Joe DiTrani Stepping Down
The Chosun Ilbo reports:
The U.S. special envoy for North Korea Joseph DeTrani is quitting to take up a
job in the office of the director for national intelligence next week. As the
deputy head of Washington’s delegation at six-party talks on North Korea’s
nuclear program and Washington’s man in the near-defunct Korea Energy
Development Organization, DeTrani has been a point man in often informal
contacts between North Korea and the U.S. since he took over as special envoy at
the end of 2003. No successor has been named, but the State Department says the
department’s Korean Affairs James Foster will take over DeTrani’s KEDO duties.
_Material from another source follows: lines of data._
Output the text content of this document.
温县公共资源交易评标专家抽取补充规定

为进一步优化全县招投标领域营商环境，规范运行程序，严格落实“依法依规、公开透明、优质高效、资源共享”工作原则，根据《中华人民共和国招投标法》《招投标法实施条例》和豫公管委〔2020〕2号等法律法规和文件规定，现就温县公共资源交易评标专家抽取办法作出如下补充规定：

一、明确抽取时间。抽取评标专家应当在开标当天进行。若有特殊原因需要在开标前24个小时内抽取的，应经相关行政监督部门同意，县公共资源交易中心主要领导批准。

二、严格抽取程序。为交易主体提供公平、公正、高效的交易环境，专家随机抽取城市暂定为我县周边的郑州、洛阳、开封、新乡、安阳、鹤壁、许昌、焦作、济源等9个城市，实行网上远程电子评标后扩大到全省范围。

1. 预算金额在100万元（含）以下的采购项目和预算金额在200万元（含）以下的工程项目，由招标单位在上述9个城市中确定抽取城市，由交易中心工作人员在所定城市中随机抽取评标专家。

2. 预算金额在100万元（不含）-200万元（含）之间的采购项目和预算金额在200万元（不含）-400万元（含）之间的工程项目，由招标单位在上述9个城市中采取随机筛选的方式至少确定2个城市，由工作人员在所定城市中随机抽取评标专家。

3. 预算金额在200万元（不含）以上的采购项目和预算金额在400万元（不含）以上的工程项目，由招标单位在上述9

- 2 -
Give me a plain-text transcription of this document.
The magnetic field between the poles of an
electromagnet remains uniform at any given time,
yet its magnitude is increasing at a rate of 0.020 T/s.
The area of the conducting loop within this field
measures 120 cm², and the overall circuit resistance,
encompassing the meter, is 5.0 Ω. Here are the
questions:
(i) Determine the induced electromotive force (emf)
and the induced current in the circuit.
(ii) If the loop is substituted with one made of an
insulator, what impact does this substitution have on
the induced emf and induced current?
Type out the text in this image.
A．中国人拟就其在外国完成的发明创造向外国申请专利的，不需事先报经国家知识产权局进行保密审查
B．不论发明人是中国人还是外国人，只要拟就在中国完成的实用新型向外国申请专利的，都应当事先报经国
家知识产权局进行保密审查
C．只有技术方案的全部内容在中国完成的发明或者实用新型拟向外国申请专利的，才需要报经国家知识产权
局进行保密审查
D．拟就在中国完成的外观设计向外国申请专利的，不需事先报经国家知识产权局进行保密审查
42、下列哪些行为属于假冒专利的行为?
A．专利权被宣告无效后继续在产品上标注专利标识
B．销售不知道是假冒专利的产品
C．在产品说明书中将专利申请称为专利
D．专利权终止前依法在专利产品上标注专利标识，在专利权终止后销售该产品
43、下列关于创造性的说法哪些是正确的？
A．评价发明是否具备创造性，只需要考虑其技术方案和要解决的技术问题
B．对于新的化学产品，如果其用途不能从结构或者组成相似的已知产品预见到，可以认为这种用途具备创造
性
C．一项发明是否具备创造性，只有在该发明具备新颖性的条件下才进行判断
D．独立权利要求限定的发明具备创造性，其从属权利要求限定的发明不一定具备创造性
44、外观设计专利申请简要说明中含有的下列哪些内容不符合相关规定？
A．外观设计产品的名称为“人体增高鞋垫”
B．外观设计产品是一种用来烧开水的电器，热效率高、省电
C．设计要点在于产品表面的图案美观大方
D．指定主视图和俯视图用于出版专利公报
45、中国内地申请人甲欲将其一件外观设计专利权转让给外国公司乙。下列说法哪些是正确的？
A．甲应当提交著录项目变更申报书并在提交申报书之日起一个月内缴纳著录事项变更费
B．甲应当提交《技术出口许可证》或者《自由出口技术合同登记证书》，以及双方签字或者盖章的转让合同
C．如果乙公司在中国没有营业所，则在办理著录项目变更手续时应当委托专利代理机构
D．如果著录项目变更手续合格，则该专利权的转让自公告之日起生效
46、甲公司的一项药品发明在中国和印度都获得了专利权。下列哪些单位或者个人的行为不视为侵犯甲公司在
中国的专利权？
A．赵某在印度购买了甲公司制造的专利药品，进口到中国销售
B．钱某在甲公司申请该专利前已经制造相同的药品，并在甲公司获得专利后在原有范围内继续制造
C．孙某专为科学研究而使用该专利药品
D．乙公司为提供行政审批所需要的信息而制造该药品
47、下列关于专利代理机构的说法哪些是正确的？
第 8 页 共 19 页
Note that DiTrani has been a point man in “informal” contacts, ie. the gatekeeper of the New York channel and the Administration’s alternative to Jack Pritchard and Selig Harrison. Foster, a career State Department official who speaks Japanese and has no clear ideological history that I could find, may or may not fill DiTrani’s negotiating role. Foster has a history of shadowing DiTrani at quasi-social events where the North Koreans also appear (this is how the New York channel works). This could either mean that State wanted Foster to develop his own relationship with the North Koreans, or that Foster was placed there to keep an eye on DiTrani, a practice the State Department tends to employ to give itself some extra security that its senior officials are toeing the line.
A diplomatic source in Washington said the departure of DeTrani, who originally
worked for the Central Intelligence Agency (CIA), does not signify a policy
shift by the U.S. in the North Korean nuclear issue.
Well, maybe, depending on who takes DiTrani’s place at the negotiating table or in the Manhattan cocktail party circuit. But given the much sharper rhetoric from Washington recently, I’d hesitate to make a statement that definitive without knowing more facts than this story reports.
On the other hand, DiTrani’s departure can’t be good news for Pyongyang. DiTrani explained his views in great detail at this public but off-the-record event, where I actually sat next to him (mostly as a result of bumbling tardiness). I will honor the off-the-record policy that applied to the event by not revealing specifics of what Amb. Di Trani said, but I think he can fairly be characterized as more supportive of and credulous about negotiating with the North Koreans than other members of the negotiating team. DiTrani’s outlook was about what you’d expect in the way of conventional State Department thinking. His softer-than-average line did not extend to support for the accomodation of counterfeiting or drug smuggling. In plain English, I saw DiTrani as a “good cop,” and Hill as the “bad cop.” I’d add that in person, Amb. DiTrani is a genuinely nice person; I can’t shake the idea that his voice and mannerisms reminded me of Christopher Walken.
Another observation: DiTrani’s role in the New York channel means that he did relatively more talking to the North Koreans, but when I last saw Hill and DiTrani before Congress a couple of months ago, it was Hill who did all the talking, as tends to be the case before American audiences. What this means is that each audience tended to see a different face. It’s doubtful that the North Koreans could be much happier with anyone than they are with DiTrani now.
It may also be significant that DiTrani is going to an intel job, where he’ll be far from New York and much less likely to have a good reason to talk to the North Koreans. It would seem that his New York channel days are genuinely over.